Burning Money, Carving Cows

Ivan Velisaljević of the 2013 Talent Press Sarajevo reviews Daniel Hoesl's riveting feature debut about class and culture SOLDATE JEANETTE.


Daniel Hoesl's SOLDATE JEANETTE

Daniel Hoesl's SOLDATE JEANETTE is a meditation on the value of money, as well as the courage to change ones lifestyle and socially constructed identity, done in the stylistic manner of the New German Cinema of the 1960s and 1970s. Hoesl claims he made this film without a screenplay, mixing experienced theatre actors, such as Johanna Orsini-Rosenberg (in the leading role of Fanni), with non-actors such as Christina Reichsthaler (in the role of Anna), letting them rely on their biographies to create scenes. His experience as an assistant director on the PARADISE trilogy adds to certain similarities with Ulrich Seidl's films, but Hoesl's approach is very different.
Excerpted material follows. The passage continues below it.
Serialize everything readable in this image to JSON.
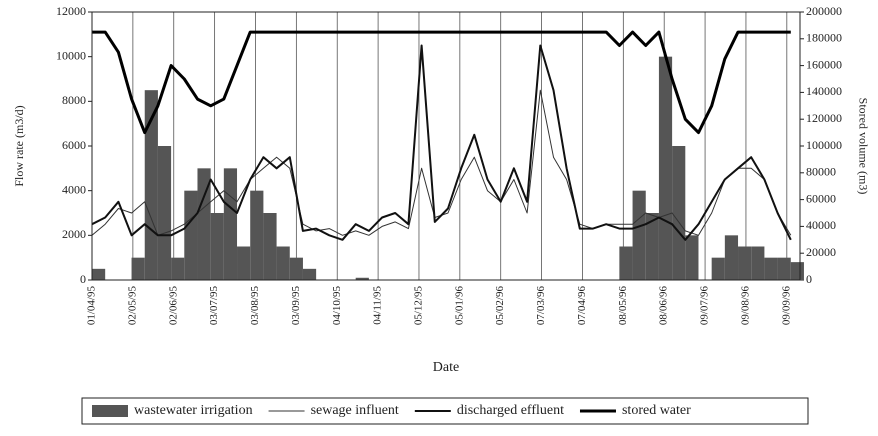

Distancing effects in acting (Johana Rosenberg's strong presence and the deadpan acting style), cabaret-like soundtrack, ironical references to Godard, and the emphasis on the contrast between iconography, the social milieu of the working class and the bourgeoisie, relate Hoesl more to Fassbinder than to Seidl.

Fanni is a rich person who has money troubles, but who denies the problem until she is thrown out of her apartment. However, she is not impressed with material advantages, and invests much more effort into training in martial arts, going to massage sessions and adhering to wellness programs. These hints insinuate there is something more to Fanni than her denial of the bankruptcy problems she is having, details of which are never clarified. It is not really important what exactly is behind it; what matters is her decision to make a radical break in her lifestyle, so she burns the money she has swindled and goes to a farm in the mountains. The shocking and intense scene of a butcher carving a cow in the slaughterhouse marks the transition to the second story. Hoesl not only intensifies his point about the split between the upper and lower classes, the urban bourgeoisie and the rural working class, civilization and nature, but also the split in the personalities of his heroines. Anna, the second female character in the film, feels at odds with her environment of hayricks and cow dung, where she is being insulted, bossed around and sexually exploited by her boss Ernst. So, when Fanni steals Ernst's car keys and gives her dress to Anna – urging her to leave the farm – Anna finally decides to take the step Fanni has already taken: but in the opposite direction.

Since it focuses on the two women and their decision to liberate themselves from their former existences, SOLDATE JEANETTE bears a very general resemblance to THELMA AND LOUISE – only it is a lot slower. The two women meet in the second half of the film, and when the police chase starts, the film ends. Moreover, in Hoesl's film the two women don't go on the road together, since each of them has a different goal in sight.

Hoesl is more concerned with the form and the political statement than with explaining every aspect of the narrative, but the lack of plausible causes and clear motivation is more than recouped by memorable actors, precise construction of shots, and the astute use of visuals. Many scenes are shot with almost no camera movements and with few cuts, the visual dynamic relying on the contrast between the configurations of spaces, and there are a number of very visceral moments, as well as scenes of striking visual beauty. Gerald Kerkletz, a cinematographer who worked with Markus Schleinzer on his Palme d’Or nominated film MICHAEL (2011), contrasts showrooms with washed-out colors, the sterile spaces of banks and boutiques where grey, brown and white dominate, with the very different palette of the farm, coloured in yellow, dark green and ochre. Bettina Köster's original music adds to the emotional impact of the story, and so does the song by the band Gustav, in the memorable scene when a herd of cows slowly passes through the shot.

Even though it leaves a lot of unexplained gaps in the narrative, and is more concerned with style and message than with a clear story, Hoesl's distinctive debut has a lot to offer the audience who is fond of this type of cinema.